In vitro studies shows extensive cross-reactivity among sheeps, cows,
and goats milk and among cows, ewes, goats, and buffalos
milk, with no significant binding to camels milk. 92% of 26 patients with
cows milk allergy reacted to goats milk during oral challenge. However,
only 4% of 25 children with cows milk allergy rteacted to mares
milk.
Fruit, Pollen and Latex
Oral allergy syndrome (OAS) is classically described as isolated oral symptoms
caused by labile proteins in fresh fruits and vegetables that share homology
with proteins in pollens (the initial source of sensitisation). Several clinical
associations have been described (eg, birch pollen with Rosaceae fruits, ragweed
with melon, and mugwort with celery).
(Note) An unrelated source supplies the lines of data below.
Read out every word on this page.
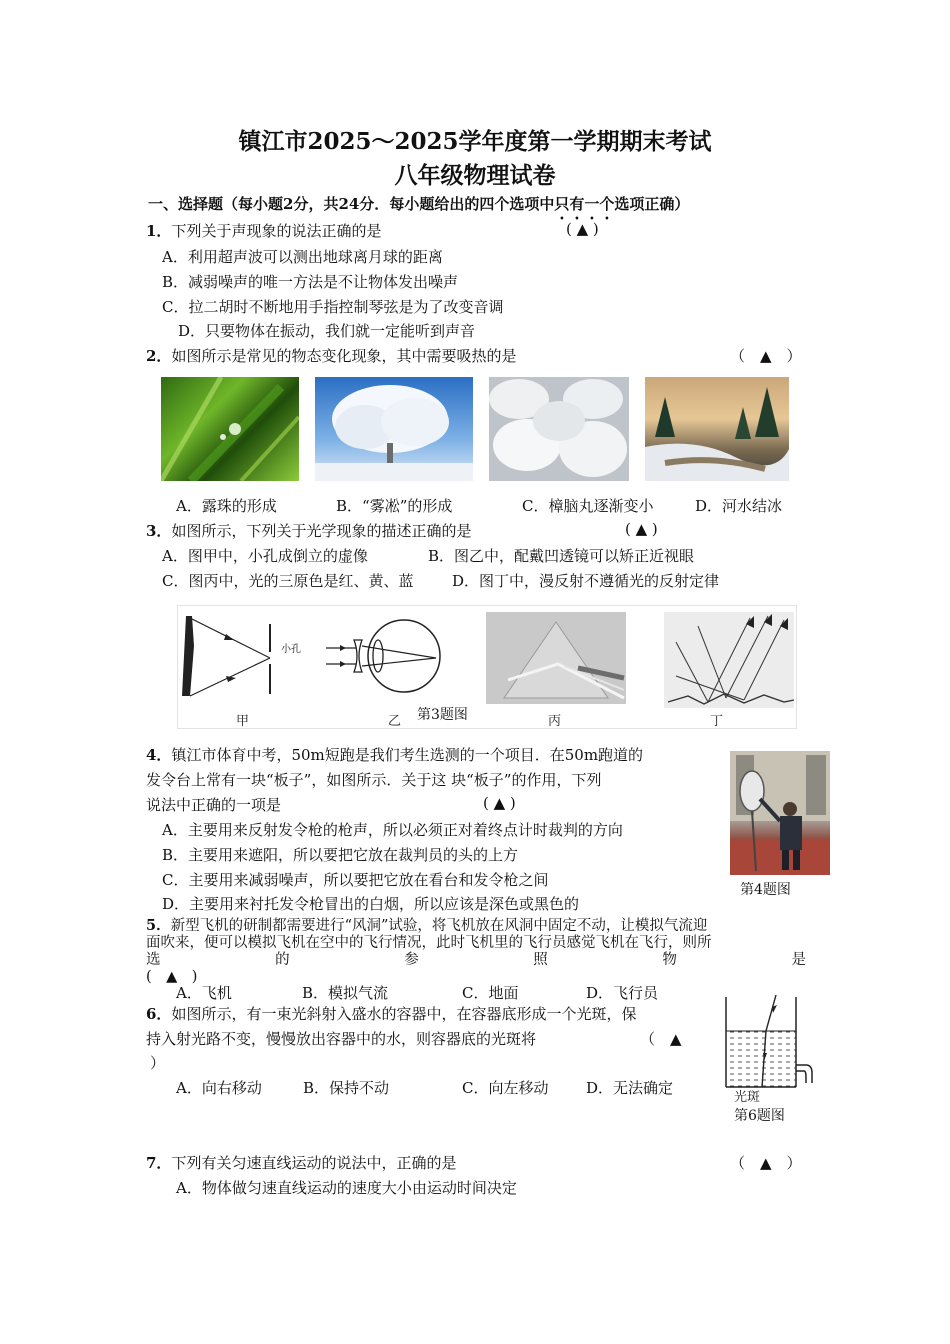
镇江市2025～2025学年度第一学期期末考试
八年级物理试卷
一、选择题（每小题2分，共24分．每小题给出的四个选项中只有一个选项正确）
1．下列关于声现象的说法正确的是	( ▲ )
A．利用超声波可以测出地球离月球的距离
B．减弱噪声的唯一方法是不让物体发出噪声
C．拉二胡时不断地用手指控制琴弦是为了改变音调
D．只要物体在振动，我们就一定能听到声音
2．如图所示是常见的物态变化现象，其中需要吸热的是	（　▲　）
A．露珠的形成	B．“雾凇”的形成	C．樟脑丸逐渐变小	D．河水结冰
3．如图所示，下列关于光学现象的描述正确的是	( ▲ )
A．图甲中，小孔成倒立的虚像	B．图乙中，配戴凹透镜可以矫正近视眼
C．图丙中，光的三原色是红、黄、蓝	D．图丁中，漫反射不遵循光的反射定律
小孔
甲	乙	丙	丁
第3题图
4．镇江市体育中考，50m短跑是我们考生选测的一个项目．在50m跑道的
发令台上常有一块“板子”，如图所示．关于这 块“板子”的作用，下列
说法中正确的一项是	( ▲ )
A．主要用来反射发令枪的枪声，所以必须正对着终点计时裁判的方向
B．主要用来遮阳，所以要把它放在裁判员的头的上方
C．主要用来减弱噪声，所以要把它放在看台和发令枪之间
D．主要用来衬托发令枪冒出的白烟，所以应该是深色或黑色的
第4题图
5．新型飞机的研制都需要进行“风洞”试验，将飞机放在风洞中固定不动，让模拟气流迎
面吹来，便可以模拟飞机在空中的飞行情况，此时飞机里的飞行员感觉飞机在飞行，则所
选　　　　的　　　　参　　　　照　　　　物　　　　是
(　▲　)
A．飞机	B．模拟气流	C．地面	D．飞行员
6．如图所示，有一束光斜射入盛水的容器中，在容器底形成一个光斑，保
持入射光路不变，慢慢放出容器中的水，则容器底的光斑将	（　▲
）
A．向右移动	B．保持不动	C．向左移动	D．无法确定
光斑
第6题图
7．下列有关匀速直线运动的说法中，正确的是	（　▲　）
A．物体做匀速直线运动的速度大小由运动时间决定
The number of foods reported to be involved
in the syndrome is ever increasing. Cooked forms of the foods are typically
tolerated. The epidemiology varies by the exposure to pollens. 23% to 76% of
patients with allergic rhinitis experience OAS. More than70% of patients with
OAS react to more than 2 foods. Peach is the dominant allergenic fruit.
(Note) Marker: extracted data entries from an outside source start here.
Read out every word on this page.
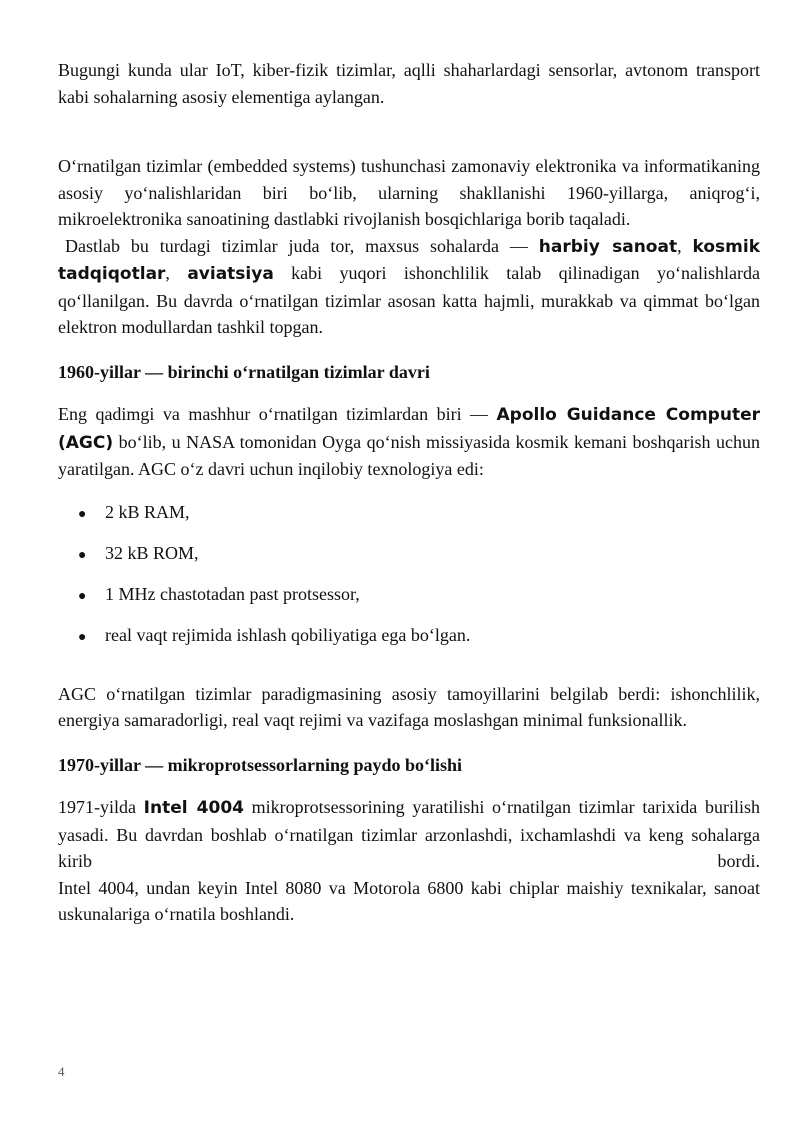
Bugungi kunda ular IoT, kiber-fizik tizimlar, aqlli shaharlardagi sensorlar, avtonom transport kabi sohalarning asosiy elementiga aylangan.

O‘rnatilgan tizimlar (embedded systems) tushunchasi zamonaviy elektronika va informatikaning asosiy yo‘nalishlaridan biri bo‘lib, ularning shakllanishi 1960-yillarga, aniqrog‘i, mikroelektronika sanoatining dastlabki rivojlanish bosqichlariga borib taqaladi.

Dastlab bu turdagi tizimlar juda tor, maxsus sohalarda — harbiy sanoat, kosmik tadqiqotlar, aviatsiya kabi yuqori ishonchlilik talab qilinadigan yo‘nalishlarda qo‘llanilgan. Bu davrda o‘rnatilgan tizimlar asosan katta hajmli, murakkab va qimmat bo‘lgan elektron modullardan tashkil topgan.

1960-yillar — birinchi o‘rnatilgan tizimlar davri

Eng qadimgi va mashhur o‘rnatilgan tizimlardan biri — Apollo Guidance Computer (AGC) bo‘lib, u NASA tomonidan Oyga qo‘nish missiyasida kosmik kemani boshqarish uchun yaratilgan. AGC o‘z davri uchun inqilobiy texnologiya edi:

● 2 kB RAM,
● 32 kB ROM,
● 1 MHz chastotadan past protsessor,
● real vaqt rejimida ishlash qobiliyatiga ega bo‘lgan.

AGC o‘rnatilgan tizimlar paradigmasining asosiy tamoyillarini belgilab berdi: ishonchlilik, energiya samaradorligi, real vaqt rejimi va vazifaga moslashgan minimal funksionallik.

1970-yillar — mikroprotsessorlarning paydo bo‘lishi

1971-yilda Intel 4004 mikroprotsessorining yaratilishi o‘rnatilgan tizimlar tarixida burilish yasadi. Bu davrdan boshlab o‘rnatilgan tizimlar arzonlashdi, ixchamlashdi va keng sohalarga kirib bordi.

Intel 4004, undan keyin Intel 8080 va Motorola 6800 kabi chiplar maishiy texnikalar, sanoat uskunalariga o‘rnatila boshlandi.

4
In a review of several studies with a total of 1,361 patients allergic to food
pollen with OAS, 8.7% experienced associated systemic symptoms outside of the
gastrointestinal tract, 3% at some time experienced systemic symptoms without
oral symptoms, and 1.7% experienced anaphylactic shock. Hence the term pollen-food
syndrome may be more appropriate than OAS. There is evidence that when fruit
allergy develops in the absence of pollen allergy, reactions are directed tolipid
transfer proteins (LTPs). Reactions involving fruits with homologous LTPs are
more likely to be severe. One study compared patients with Rosaceae fruit allergy
with and without pollinosis (hay fever) and found that systemic reactions occurred
in 82% without compared with 45% with pollinosis. Anaphylactic shock was also
more common in the former (36% vs 9%, respectively). A similar theme was noted
for hazelnut, in which patients without pollinosis experienced severe reactions
and had IgE binding to hazelnut that were heat stable. One study found that
individuals with positive skin prick test responses to commercial Rosaceae food
extracts (presumably enriched for stable allergens) were more likely to experience
systemic reactions than those with responses positive only to fresh extracts.
Latex-food syndrome
Foods commonly reprted to cross-react with latex include banana, avacado, kiwi,
chestnut, potato, and papaya. In a study of 136 patients with latex allergy
evaluated by means of RAST to 12 foods reported to be involved in latex-food
reactions, 69% of responses were positive to at least 1 food, and 49% were positive
to more than 1 food. In one study of 47 patients with latex allergy, 100 of
376 food skin test responses were positive, but only 27 (7.2%) were associated
with clinical reactions. In patients with isolated latex allergy, reactions
are more likely to banana, avacado and kiwi, whereas those with latex allergy
& pollinosis are more likely to react to Rosaceae foods and celery.